Moments later, another gift seemed to fall in the Dodgers’ lap, when a right hamstring cramp prevented Hammel from staying in the game. But emergency relief pitcher Travis Wood retired all 12 Dodgers he faced, keeping the visitors at bay long enough for Chicago to take the lead.

That happened in the bottom of the fifth, after Zobrist singled and went to third when Yasiel Puig overran the ball. An infield single by Jason Heyward scored Zobrist, and a double to the wall in right by Anthony Rizzo drove in Heyward. Puig threw strongly to Chase Utley, but Yasmani Grandal couldn’t catch Utley’s relay cleanly to apply the tag. A diving stop by Turner at third base, followed by Wood’s seventh strikeout, prevented further damage.

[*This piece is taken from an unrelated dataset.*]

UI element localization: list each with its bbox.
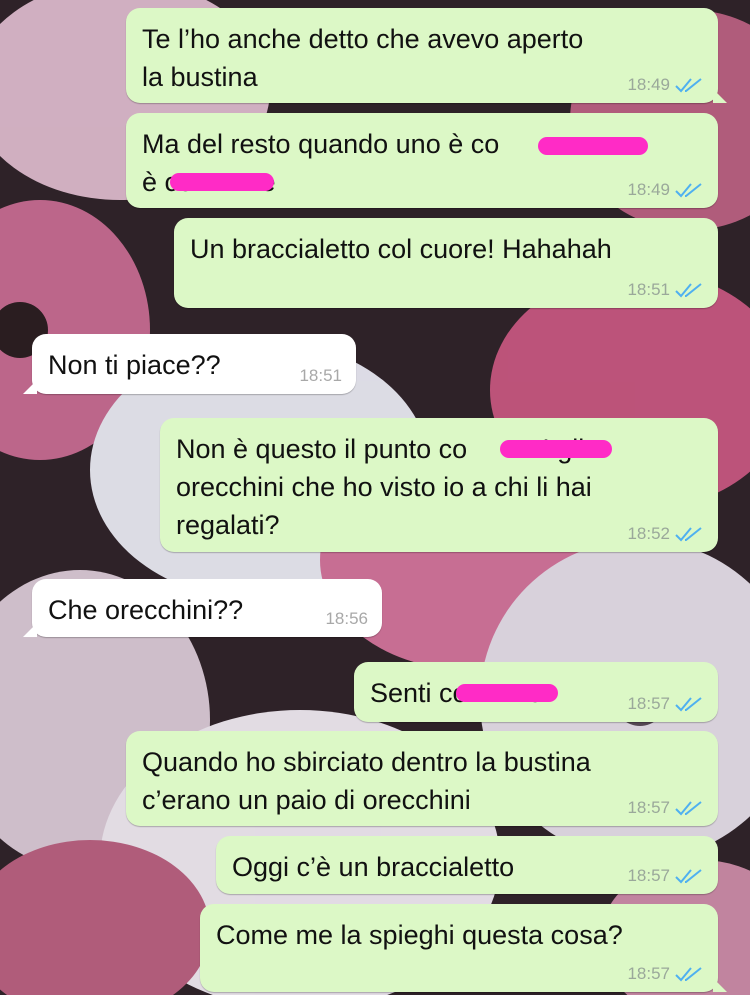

Wood left for a pinch-hitter in the top of the sixth, having allowed the two runs on seven hits and three walks on 87 pitches. In his past six starts — three of them on the road — Wood has a 2.80 ERA, 1.05 WHIP and 12.7 strikeouts per nine innings. 

Though Louis Coleman and Casey Fien pitched perfect innings, and J.P. Howell and Pedro Baez combined for a scoreless eighth, it was for naught. Justin Grimm, Pedro Strop and Hector Rondon completed the seven innings of perfect relief by Chicago.

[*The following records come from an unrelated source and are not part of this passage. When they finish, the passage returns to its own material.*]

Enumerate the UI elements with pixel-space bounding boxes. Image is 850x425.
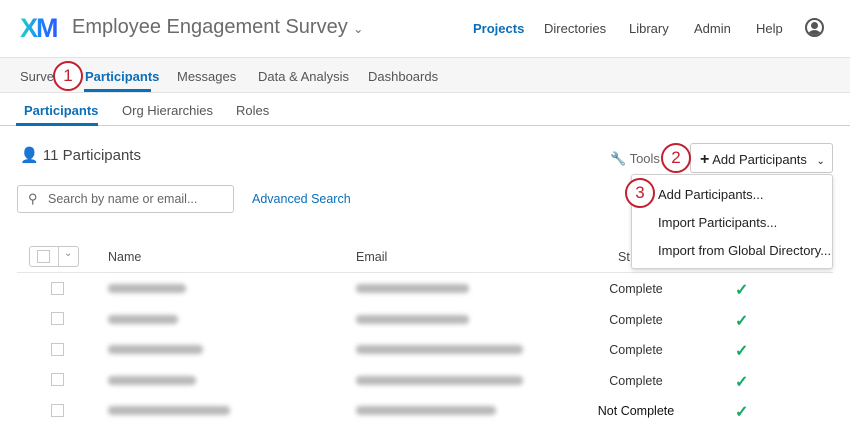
blurred-email [356, 315, 469, 324]
row-checkbox[interactable] [51, 373, 64, 386]
menu-item-import-participants[interactable]: Import Participants... [658, 215, 777, 230]
column-header-status[interactable]: St [618, 250, 630, 264]
nav-admin[interactable]: Admin [694, 21, 731, 36]
nav-projects[interactable]: Projects [473, 21, 524, 36]
tab-data-analysis[interactable]: Data & Analysis [258, 69, 349, 84]
search-input[interactable]: ⚲ Search by name or email... [17, 185, 234, 213]
blurred-email [356, 406, 496, 415]
search-placeholder: Search by name or email... [48, 192, 198, 206]
callout-2: 2 [661, 143, 691, 173]
row-checkbox[interactable] [51, 343, 64, 356]
plus-icon: + [700, 151, 710, 168]
row-checkbox[interactable] [51, 312, 64, 325]
row-checkbox[interactable] [51, 404, 64, 417]
blurred-name [108, 406, 230, 415]
advanced-search-link[interactable]: Advanced Search [252, 192, 351, 206]
project-title-dropdown[interactable]: Employee Engagement Survey ⌄ [72, 16, 363, 39]
select-all-dropdown[interactable]: ⌄ [29, 246, 79, 267]
blurred-email [356, 284, 469, 293]
column-header-name[interactable]: Name [108, 250, 141, 264]
person-icon: 👤 [20, 147, 39, 164]
checkmark-icon: ✓ [735, 374, 749, 391]
participant-count-label: 11 Participants [42, 147, 141, 164]
blurred-name [108, 376, 196, 385]
row-checkbox[interactable] [51, 282, 64, 295]
status-text: Complete [609, 343, 663, 357]
checkmark-icon: ✓ [735, 404, 749, 421]
blurred-email [356, 376, 523, 385]
subtab-participants[interactable]: Participants [24, 103, 98, 118]
tools-button[interactable]: 🔧 Tools [610, 151, 660, 167]
active-subtab-underline [16, 123, 98, 126]
column-header-email[interactable]: Email [356, 250, 387, 264]
add-participants-button[interactable]: + Add Participants ⌄ [690, 143, 833, 173]
status-text: Complete [609, 313, 663, 327]
subtab-divider [0, 125, 850, 126]
tools-label: Tools [629, 151, 660, 166]
checkmark-icon: ✓ [735, 313, 749, 330]
chevron-down-icon: ⌄ [353, 22, 364, 36]
status-text: Complete [609, 282, 663, 296]
subtab-roles[interactable]: Roles [236, 103, 269, 118]
chevron-down-icon: ⌄ [64, 248, 73, 259]
nav-library[interactable]: Library [629, 21, 669, 36]
project-title: Employee Engagement Survey [72, 16, 348, 38]
header-divider [17, 272, 833, 273]
status-text: Complete [609, 374, 663, 388]
blurred-name [108, 315, 178, 324]
status-text: Not Complete [597, 404, 675, 418]
checkmark-icon: ✓ [735, 343, 749, 360]
tab-participants[interactable]: Participants [85, 69, 159, 84]
wrench-icon: 🔧 [610, 151, 627, 166]
search-icon: ⚲ [28, 191, 38, 206]
callout-3: 3 [625, 178, 655, 208]
menu-item-import-global-directory[interactable]: Import from Global Directory... [658, 243, 831, 258]
callout-1: 1 [53, 61, 83, 91]
nav-help[interactable]: Help [756, 21, 783, 36]
select-all-checkbox[interactable] [37, 250, 50, 263]
chevron-down-icon: ⌄ [816, 156, 825, 167]
blurred-name [108, 284, 186, 293]
nav-directories[interactable]: Directories [544, 21, 606, 36]
tab-dashboards[interactable]: Dashboards [368, 69, 438, 84]
participant-count: 👤 11 Participants [20, 146, 141, 164]
subtab-org-hierarchies[interactable]: Org Hierarchies [122, 103, 213, 118]
blurred-email [356, 345, 523, 354]
user-account-icon[interactable] [805, 18, 824, 37]
add-participants-label: Add Participants [712, 152, 807, 167]
xm-logo[interactable]: XM [20, 13, 58, 44]
menu-item-add-participants[interactable]: Add Participants... [658, 187, 764, 202]
active-tab-underline [84, 89, 151, 92]
checkmark-icon: ✓ [735, 282, 749, 299]
tab-messages[interactable]: Messages [177, 69, 236, 84]
blurred-name [108, 345, 203, 354]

It was the first one-hitter against the Dodgers since September 14, 2010, a game the Dodgers actually won at San Francisco. In that time, three teams pitched no-hitters against Los Angeles (Cubs, Astros with Mike Fiers, and a group effort by Seattle). The last Cubs one-hitter against the Dodgers at Wrigley Field was by Hank Borowy on August 31, 1948, with Gene Hermanski getting the only hit.